Poster Development.

The title block of the film is the most vital part of the poster as it details not only the name of the film but also the films director, which could add to the movies appeal. The title itself also lets to the reader know the basis of the story and the design of the logo also tells you something.

By using the colour red (which connotes blood, danger and alarm) it informs the potential customer that it will be in the horror genre and follows conventions set by recent horror films such as Scream and Saw. The reason I used red, not just for mise-en-scene reasons (the connotation of danger (red) and the unknown (black), is because it stands out against the black background meaning the poster fulfills its purpose of selling the products name.

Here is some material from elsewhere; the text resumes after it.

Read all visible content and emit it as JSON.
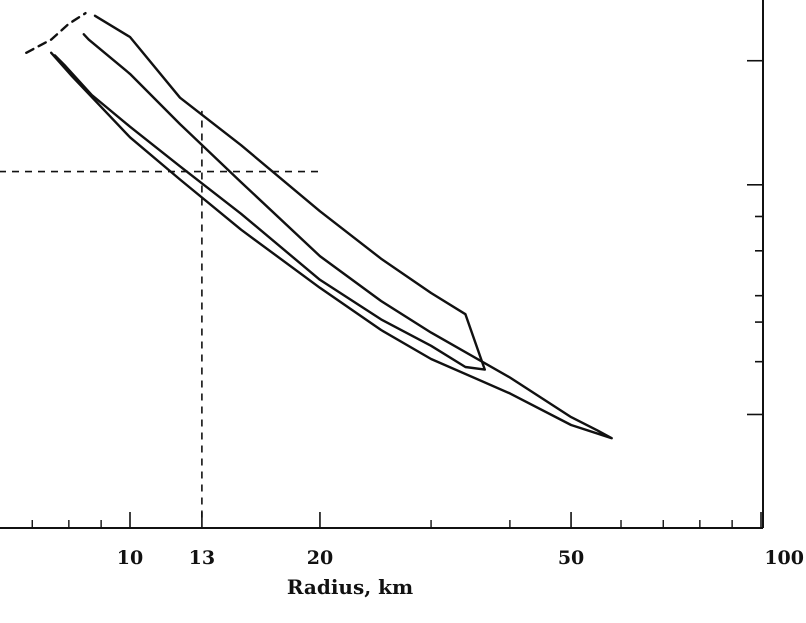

The serif font, Perpetua Titling MT, is one which I located on the internet and, for many reasons including a aging feel, it felt right because the essence of ‘Death’ is its age and relations with each religion which, like the font, are old. It was important for my to get a large, dominant and imposing font which, although it seems unlikely, can be scary like the film. The font is almost identical to that used on the posters for The Da Vinci Code and that further backs up my films relationship with religion.



“It will define them forever…” is a slogan that runs through the magazine, posters and film trailers as consistency will mean it becomes more memorable. I decided to take a leaf out of the book of TV advertisements in that, sometimes the slogans are more memorable thn the actual productions (ie. Simples, Im’ Lovin, Have a break). For this reason this slogan will follow the film around as, not only does it reveal a snippet of storyline, but also adds to the intrigue that Im looking to set up.

The colour is different to the title as I don’t want it to be as dominant but it still holds its own on the page. Hence the size of the text is still reasonably large and I have also added a ‘stretched’ effect to make it more imposing. I wanted the text to look as threatening as possible. The three full stops, to make it clear the sentence is incomplete, further adds to the enigma as the reader will want to know what defined them, who are them, and how it defined them forever.

The font is the same as the masthead which underlines the consistency but I was aware that the actual text couldn’t give too much, i had to keep telling myself – its only a teaser poster!

The billing block, the only real compulsory element, is positioned at the bottom because this is a convention I discovered from my textual analysis work. In some cases it is interesting to oppose the normal media conventions but in this case I felt it would have been ineffective. The font, Steel Tongs, is in relation to other posters while the logos correspond with the companies who are participating in the production of the film. If you look closely you will be able to see I have designed my own film company logo for my firm, STVENS.CO. This adds to the authenticity of the poster ands gives it an overall feel of realism.

Some logos are required such as the BBFC one or the Dolby Digital badge which reveal that the movie has passed its pre-release inspection while also being broadcast with the best sound technology. I have added ‘small text’ as well  because posters, for all sorts of products including movies, have text which they are legally required to put but don’t necessarily want you to see.

Draft One (click on image for higher resolution)

In the first draft I used the font ‘I still know’ and, at the time, felt it was effective. But if you scroll down you will see that my opinion soon changed. It was to be expected however and I knew, due to my experience in Design and Media, that your first draft will never be your final product. The billing block however is almost exactly the same and this underlines my confidence in the appearance of it.